Bridges to Hope

Rice alumna Jennifer Zhan is creating a path to substance use disorder treatment.

Winter 2024 | Interview by Mabel Tang '23

Jen Zhan
Jennifer Zhan

Since 2019, Jennifer Zhan ’10 has been working with CA Bridge, a Public Health Institute program, to create new approaches to substance use treatment within hospital emergency department settings. Zhan’s work began at the California Hospital Medical Center in downtown Los Angeles, where she works. “Before starting our program, my hospital had no medications or protocols to effectively treat patients with substance use disorder,” Zhan says. “We would temporarily alleviate their symptoms and discharge them immediately. These patients would leave and come back with withdrawal symptoms or other complications of ongoing drug use.” 

A grant from the CA Bridge program allowed Zhan to hire a patient navigator and begin building the substance use treatment program at her hospital. Since then, she has been working to help implement the program across dozens of state hospitals. Zhan spoke with us about the importance of emergency departments in addressing addiction.

Tell us more about CA Bridge.

Every year, over 100,000 people die from a drug overdose. It has become a public health crisis in our country. A lot of patients with drug addiction do not have access to care in their communities or do not have the ability to pay. The emergency department is the only universal safety net in our health care system, so our program aims to bridge emergency care and ongoing treatment in the community to create an integrated system that improves health and equity. 
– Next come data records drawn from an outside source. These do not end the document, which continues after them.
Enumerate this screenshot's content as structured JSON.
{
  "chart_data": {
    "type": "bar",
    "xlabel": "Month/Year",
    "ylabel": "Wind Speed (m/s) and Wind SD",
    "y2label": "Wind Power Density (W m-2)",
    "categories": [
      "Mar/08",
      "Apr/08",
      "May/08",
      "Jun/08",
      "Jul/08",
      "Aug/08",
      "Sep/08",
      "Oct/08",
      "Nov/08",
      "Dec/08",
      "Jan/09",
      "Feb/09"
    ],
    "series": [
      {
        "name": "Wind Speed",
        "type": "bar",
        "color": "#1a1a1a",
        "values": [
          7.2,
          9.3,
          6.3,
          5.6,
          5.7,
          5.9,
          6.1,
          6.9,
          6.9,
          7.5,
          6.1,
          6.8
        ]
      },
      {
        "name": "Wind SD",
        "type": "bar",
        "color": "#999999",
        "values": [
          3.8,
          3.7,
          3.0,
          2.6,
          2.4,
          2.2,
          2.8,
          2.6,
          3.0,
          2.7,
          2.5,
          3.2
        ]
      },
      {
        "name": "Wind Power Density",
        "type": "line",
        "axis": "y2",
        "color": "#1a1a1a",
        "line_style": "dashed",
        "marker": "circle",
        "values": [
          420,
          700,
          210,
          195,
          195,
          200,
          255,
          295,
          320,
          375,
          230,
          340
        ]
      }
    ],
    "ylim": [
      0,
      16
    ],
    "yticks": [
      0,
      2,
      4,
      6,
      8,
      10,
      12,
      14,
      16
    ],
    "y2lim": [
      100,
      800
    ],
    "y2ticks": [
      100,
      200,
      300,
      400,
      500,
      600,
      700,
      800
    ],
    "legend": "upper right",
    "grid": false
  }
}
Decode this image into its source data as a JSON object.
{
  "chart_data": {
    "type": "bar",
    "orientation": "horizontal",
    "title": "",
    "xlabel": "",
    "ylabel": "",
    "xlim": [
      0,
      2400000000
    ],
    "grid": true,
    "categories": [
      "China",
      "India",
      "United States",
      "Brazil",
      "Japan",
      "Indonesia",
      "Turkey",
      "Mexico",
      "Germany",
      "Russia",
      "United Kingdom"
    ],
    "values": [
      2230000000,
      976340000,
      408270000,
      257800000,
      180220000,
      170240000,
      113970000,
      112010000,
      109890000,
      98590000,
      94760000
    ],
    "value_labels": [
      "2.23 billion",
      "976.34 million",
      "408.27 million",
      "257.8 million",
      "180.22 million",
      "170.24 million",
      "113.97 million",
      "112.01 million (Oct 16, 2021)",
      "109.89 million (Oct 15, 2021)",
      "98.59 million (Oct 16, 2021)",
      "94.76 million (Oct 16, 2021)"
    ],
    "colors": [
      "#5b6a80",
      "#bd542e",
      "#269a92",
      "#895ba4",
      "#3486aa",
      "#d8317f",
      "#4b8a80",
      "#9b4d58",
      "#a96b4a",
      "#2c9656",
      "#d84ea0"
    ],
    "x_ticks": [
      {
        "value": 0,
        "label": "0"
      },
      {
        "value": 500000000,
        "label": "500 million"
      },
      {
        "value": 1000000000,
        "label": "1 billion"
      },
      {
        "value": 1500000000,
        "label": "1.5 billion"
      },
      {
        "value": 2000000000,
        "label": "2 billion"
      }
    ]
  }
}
The program provides hospitals with funding, clinical tools and training to help providers better serve patients with drug addiction. The CA Bridge model focuses on low-barrier medication for addiction treatment, linkage to care in the community, and creating a culture of harm reduction. CA Bridge started with eight participating hospitals; now, we have 278 hospitals onboard — about 85% of emergency departments in the state.

What’s different about this approach?

The reality is that substance use disorder is a chronic treatable disease, just like heart disease or diabetes or other medical conditions we see daily. We use medication for addiction treatment. Evidence shows that starting patients with opioid use disorder on medications like buprenorphine can lead to higher rates of retention in treatment and decreased risk of return to use or overdose. There are also medications that help with alcohol use disorder and stimulant use. With treatment, physical symptoms of drug withdrawal and cravings can be managed so that patients have a higher chance of stopping drug use and a lower risk of overdose or death.

How do you work with patient navigators and other stakeholders? 

CA Bridge has collaborated with health systems, public health departments and policy advocates to expand our program. We rely on navigators to build connections, examine patients’ individual needs and help with social issues that are often at the root of drug addiction. Our program has partnerships to address complex social issues such as transportation, lack of housing, domestic violence and human trafficking.

How do you build trust between your patients and large health care institutions?

Language matters. We’ve all heard providers talk about “addicts,” “junkies” or “frequent fliers.” Instead, we advocate for terms like “person who uses drugs” or “person in recovery” to show that a patient has a problem rather than is the problem. Historically, this is a group of patients who experience discrimination and stigma along with a myriad of health and social inequities. We started with patient signage in the waiting room and triage area, with person-first language to tell patients we have a [medication-assisted treatment] program or to ask us about buprenorphine. Providers also wear pins in English and Spanish to let patients know that we can help treat drug addiction. 

We need to foster an environment of safety, trust and understanding that using drugs is not a moral failing. It is our duty as emergency providers to treat it and prevent deaths from drug overdose. Culture change is important because we can throw clinical protocols and navigators in hospitals, but if there isn’t a belief that treating substance use disorders is our lane, it won’t happen.

How do you hope this field changes in the future?

I hope that our work inspires other states and health systems to promote treatment of substance use disorders and see these patients as humans with a chronic treatable disease. Our goal is to decrease overdose deaths nationwide with the hope that one day, there will be zero deaths from substance use. We would all celebrate on that day.